Sconcerta infine che un rappresentante pubblico come l’assessore al commercio del Municipio I non comprenda che ciò che deve essere tutelato per primo è proprio l’interesse pubblico e l’azione della pubblica amministrazione rispetto al pur legittimo interesse privato, come tra l’altro recita anche la nostra Costituzione della Repubblica. Meglio farebbe l’assessore a preoccuparsi di mettere in atto tutte le possibili azioni, se proprio vuole tutelare gli interessi di chi legittimamente ha avuto una concessione OSP, di contrasto all’abusivismo commerciale da parte di operatori disonesti che non solo violano i regolamenti comunali ma non pagano le tariffe che gli altri invece versano contravvenendo al principio di una sana concorrenza economica.
Per concludere, ribadiamo lo sconcerto nel leggere un articolo così di parte, disinformato e disinformante.

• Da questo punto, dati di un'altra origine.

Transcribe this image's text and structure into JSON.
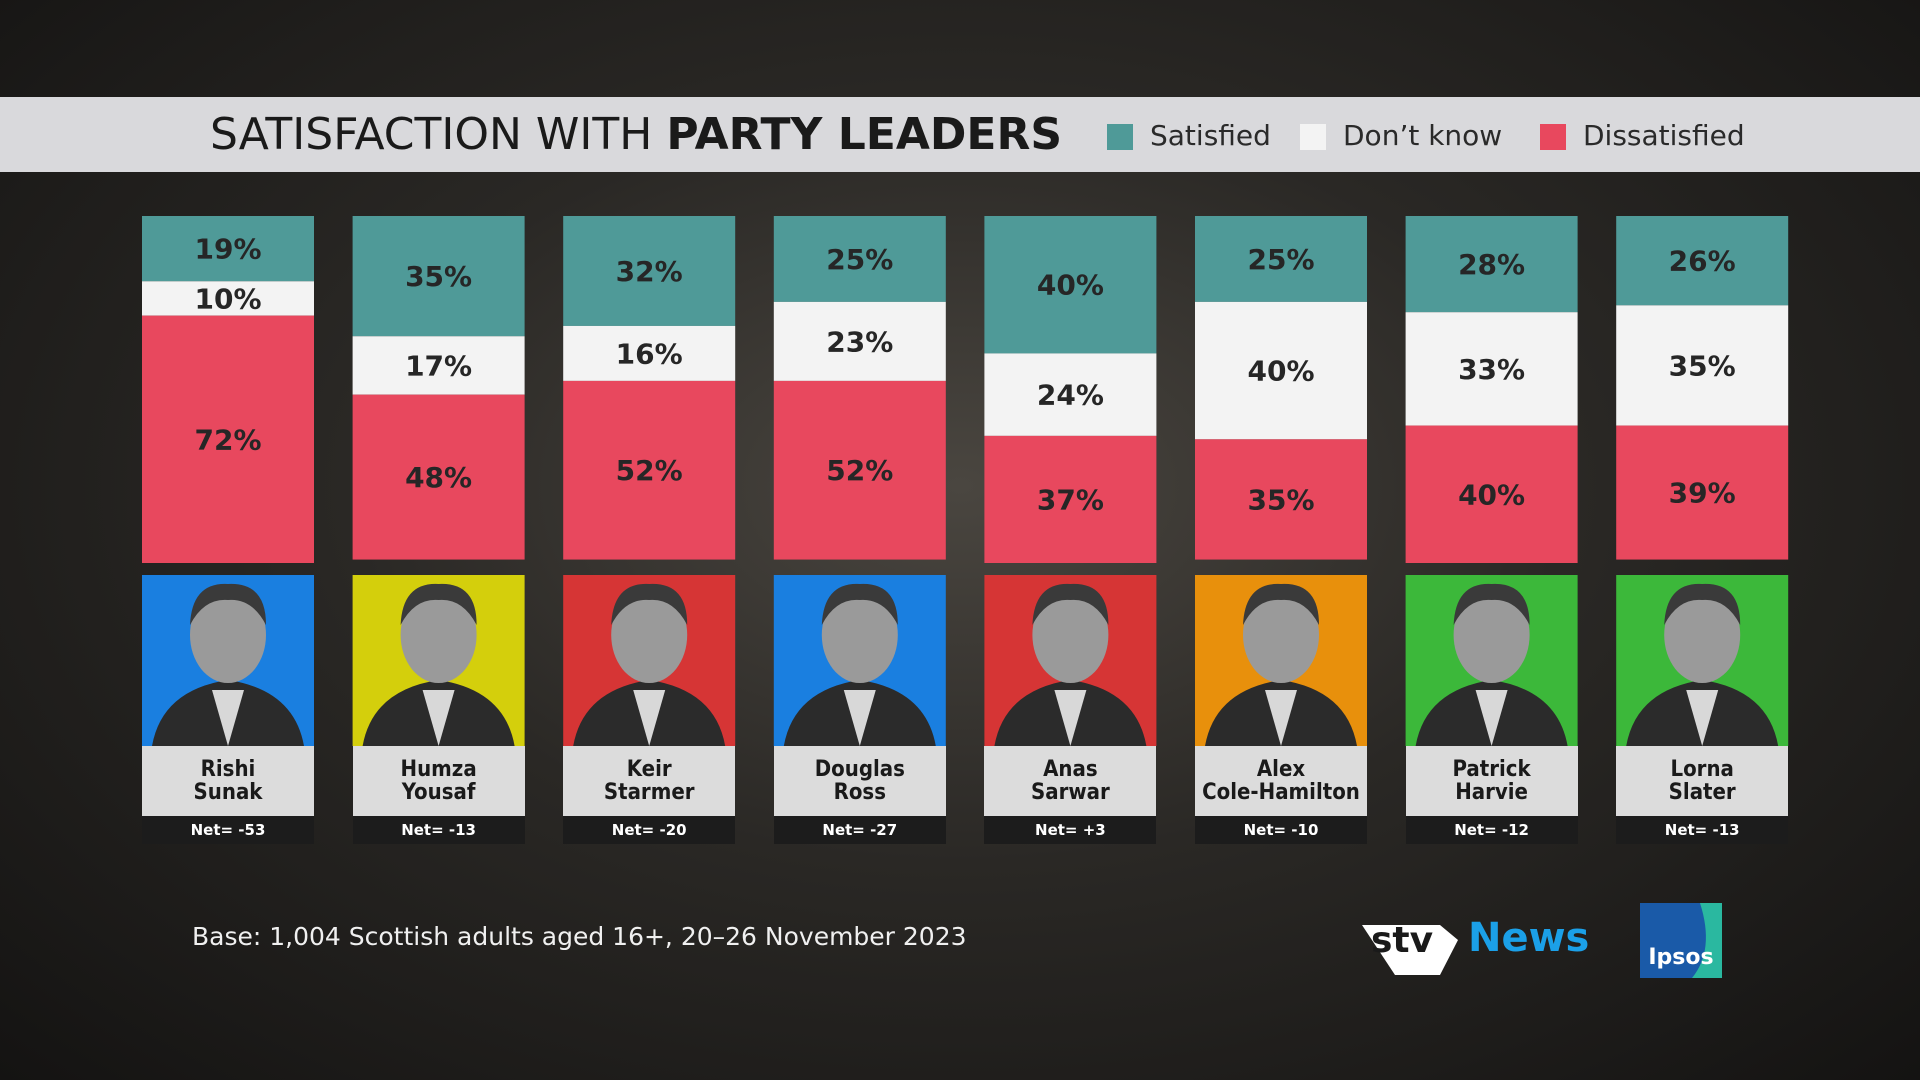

Troviamo che in questo modo La Repubblica non fornisca un buon servizio ai propri lettori, dipingendogli una realtà molto parziale quando non falsata.
A voler pensar male, si possono mettere insieme la decisione di non partecipare alla conferenza stampa delle associazioni con questo pezzo sconclusionato di ieri, ottenendo un’immagine de La Repubblica al servizio di interessi particolari invece che a quello dei propri lettori.
Stupisce peraltro che questa discutibilissima iniziativa di parlare di PMO nei termini più scorretti e parziali possibili provenga dallo stesso quotidiano che ultimamente si è battuto contro l’apertura di un McDonald’s nei pressi delle terme di Caracalla. Si direbbe una passione per il decoro cittadino a corrente alternata, difficile da comprendere considerando le sole logiche della comunicazione.
P.s.: chi dei protagonisti del pezzo di Repubblica volesse fornire un’eventuale risposta ai nostri appunti sarà il benvenuto.